Imaginemos uma família de caçadores coletores de 25.000 anos atrás. Seu modo de vida é ir de um local a outro pela savana africana sobrevivendo do que caçam e encontram, incluindo carniça. No momento de sobreviver e evoluir, o que é melhor? Ter três filhos do mesmo caráter competindo para ver quem caça melhor? Ou ter um filho bom caçador, outro bom observador da natureza que saiba qual planta e fruta são comestíveis e outro filho muito amável e dotado para as relações com outros grupos de caçadores aos quais possa pedir e trocar comida na escassez?

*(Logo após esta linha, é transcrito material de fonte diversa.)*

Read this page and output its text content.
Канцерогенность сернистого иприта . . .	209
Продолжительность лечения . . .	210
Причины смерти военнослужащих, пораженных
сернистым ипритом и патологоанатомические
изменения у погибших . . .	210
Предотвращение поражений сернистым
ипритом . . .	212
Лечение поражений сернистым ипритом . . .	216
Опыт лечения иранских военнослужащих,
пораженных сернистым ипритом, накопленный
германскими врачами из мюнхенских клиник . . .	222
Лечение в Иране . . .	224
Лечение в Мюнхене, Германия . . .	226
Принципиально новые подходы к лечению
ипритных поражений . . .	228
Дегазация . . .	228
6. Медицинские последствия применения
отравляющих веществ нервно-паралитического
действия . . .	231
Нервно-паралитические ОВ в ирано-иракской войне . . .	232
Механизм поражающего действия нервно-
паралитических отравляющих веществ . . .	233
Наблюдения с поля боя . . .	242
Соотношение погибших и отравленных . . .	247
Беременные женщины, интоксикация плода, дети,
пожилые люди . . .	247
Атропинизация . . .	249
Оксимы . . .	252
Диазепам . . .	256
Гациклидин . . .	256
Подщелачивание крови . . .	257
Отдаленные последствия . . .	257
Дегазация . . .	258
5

A natureza promove a variedade nas personalidade dos filhos em todos os níveis. É uma garantia da sobrevivência da espécie.

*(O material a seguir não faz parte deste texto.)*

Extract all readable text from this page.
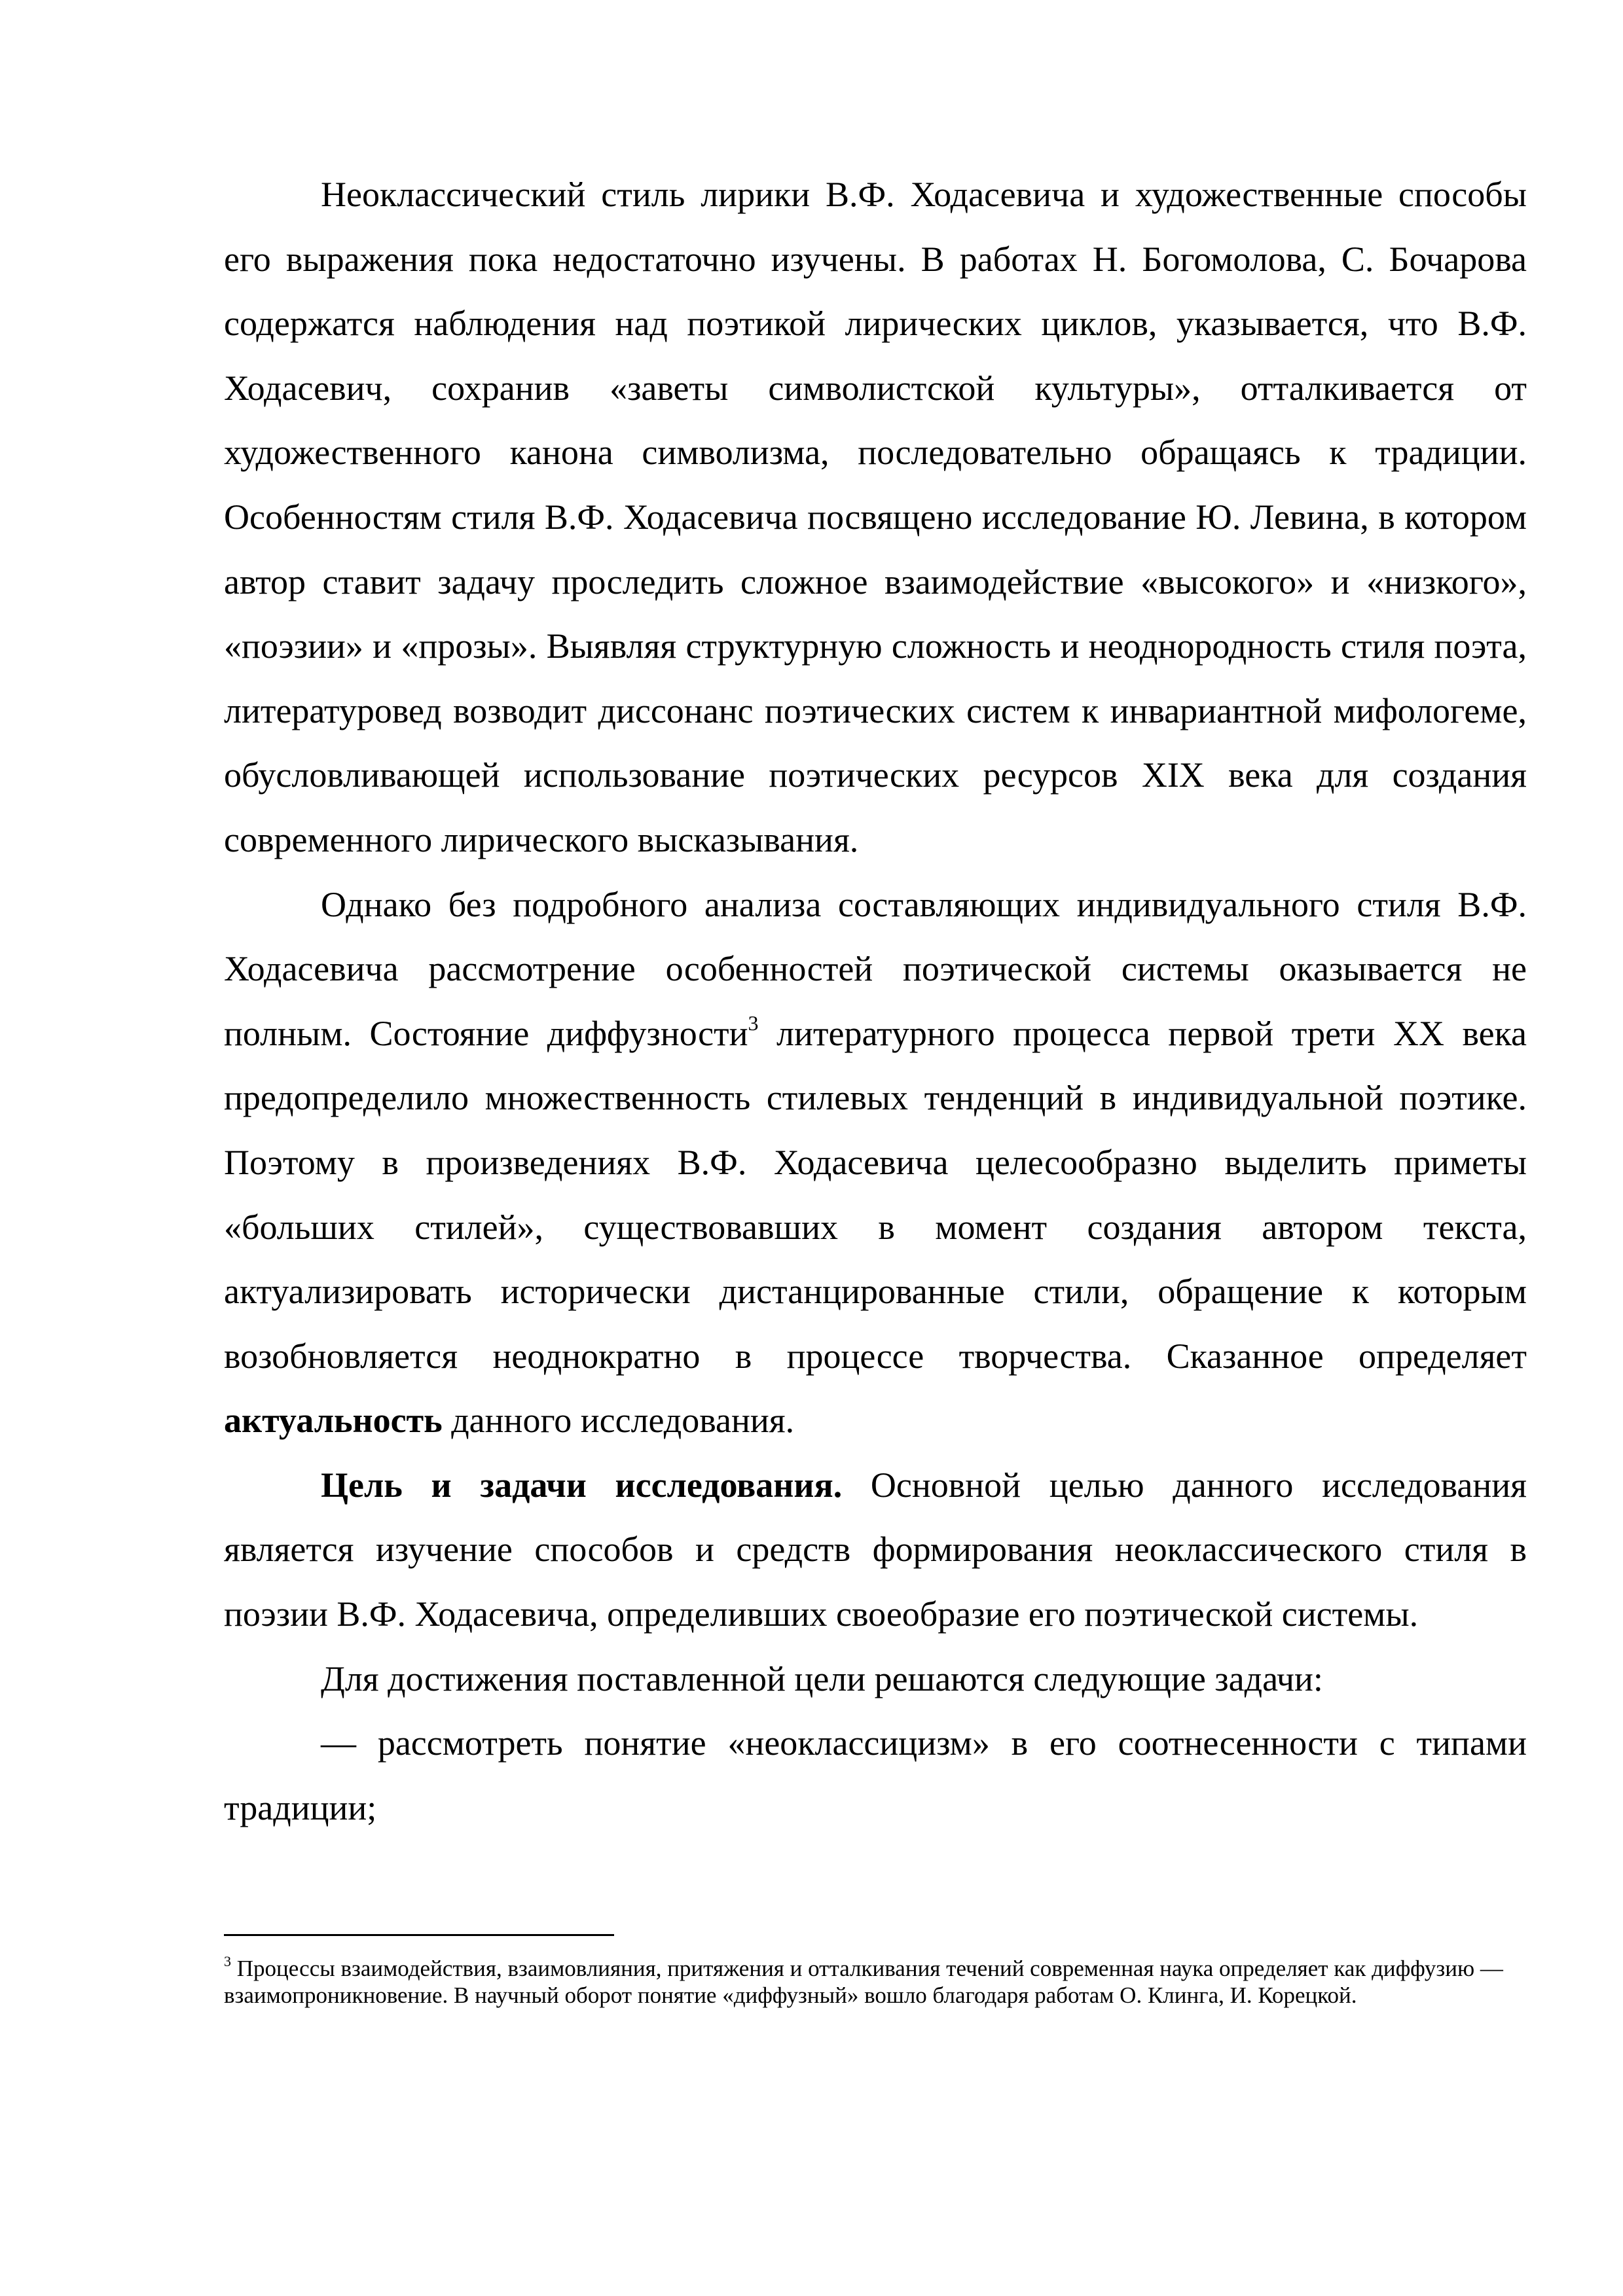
Неоклассический стиль лирики В.Ф. Ходасевича и художественные способы его выражения пока недостаточно изучены. В работах Н. Богомолова, С. Бочарова содержатся наблюдения над поэтикой лирических циклов, указывается, что В.Ф. Ходасевич, сохранив «заветы символистской культуры», отталкивается от художественного канона символизма, последовательно обращаясь к традиции. Особенностям стиля В.Ф. Ходасевича посвящено исследование Ю. Левина, в котором автор ставит задачу проследить сложное взаимодействие «высокого» и «низкого», «поэзии» и «прозы». Выявляя структурную сложность и неоднородность стиля поэта, литературовед возводит диссонанс поэтических систем к инвариантной мифологеме, обусловливающей использование поэтических ресурсов XIX века для создания современного лирического высказывания.

Однако без подробного анализа составляющих индивидуального стиля В.Ф. Ходасевича рассмотрение особенностей поэтической системы оказывается не полным. Состояние диффузности$^3$ литературного процесса первой трети XX века предопределило множественность стилевых тенденций в индивидуальной поэтике. Поэтому в произведениях В.Ф. Ходасевича целесообразно выделить приметы «больших стилей», существовавших в момент создания автором текста, актуализировать исторически дистанцированные стили, обращение к которым возобновляется неоднократно в процессе творчества. Сказанное определяет актуальность данного исследования.

Цель и задачи исследования. Основной целью данного исследования является изучение способов и средств формирования неоклассического стиля в поэзии В.Ф. Ходасевича, определивших своеобразие его поэтической системы.

Для достижения поставленной цели решаются следующие задачи:

— рассмотреть понятие «неоклассицизм» в его соотнесенности с типами традиции;

$^3$ Процессы взаимодействия, взаимовлияния, притяжения и отталкивания течений современная наука определяет как диффузию — взаимопроникновение. В научный оборот понятие «диффузный» вошло благодаря работам О. Клинга, И. Корецкой.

Ser o primeiro não é importante somente nas corridas. Na natureza, a ordem de nascimento é fundamental à sobrevivência e, nos humanos, para determinar parte de nossa personalidade.
A natureza é inexorável no momento de garantir a vida. Alguns pássaros, como o patola-de-pés-azuis, colocam dois ovos. Se o filhote que nasce primeiro vê que não cresce o suficiente, seja por sua mãe não lhe dar comida ou por uma época de pouco alimento, mata a bicadas o segundo filhote. Se há comida para os dois, então tudo certo.
Há milhões de anos e até bem pouco tempo atrás, com o desenvolvimento da agricultura e sedentarismo, a vida era complicada para os hominídeos caçadores e coletores. Os pais precisavam dividir os recursos entre os filhos e isso era difícil sem geladeira e supermercados, principalmente com vários filhos. Às vezes, era preciso decidir qual iria sobreviver. A seleção natural também deu estratégias aos filhos para competir pelos pais; o choro, os sorrisos, fazer com que se sintam culpados e até mesmo o comportamento autodestrutivo, são estratégias contra o onipresente poder físico dos pais.
Os pais dizem que trataram todos os filhos igualmente. Os filhos enxergam isso de outra perspectiva e, quase sempre, falam de diferenças de tratamento em relação aos seus irmãos.

Quando nossa personalidade se forma?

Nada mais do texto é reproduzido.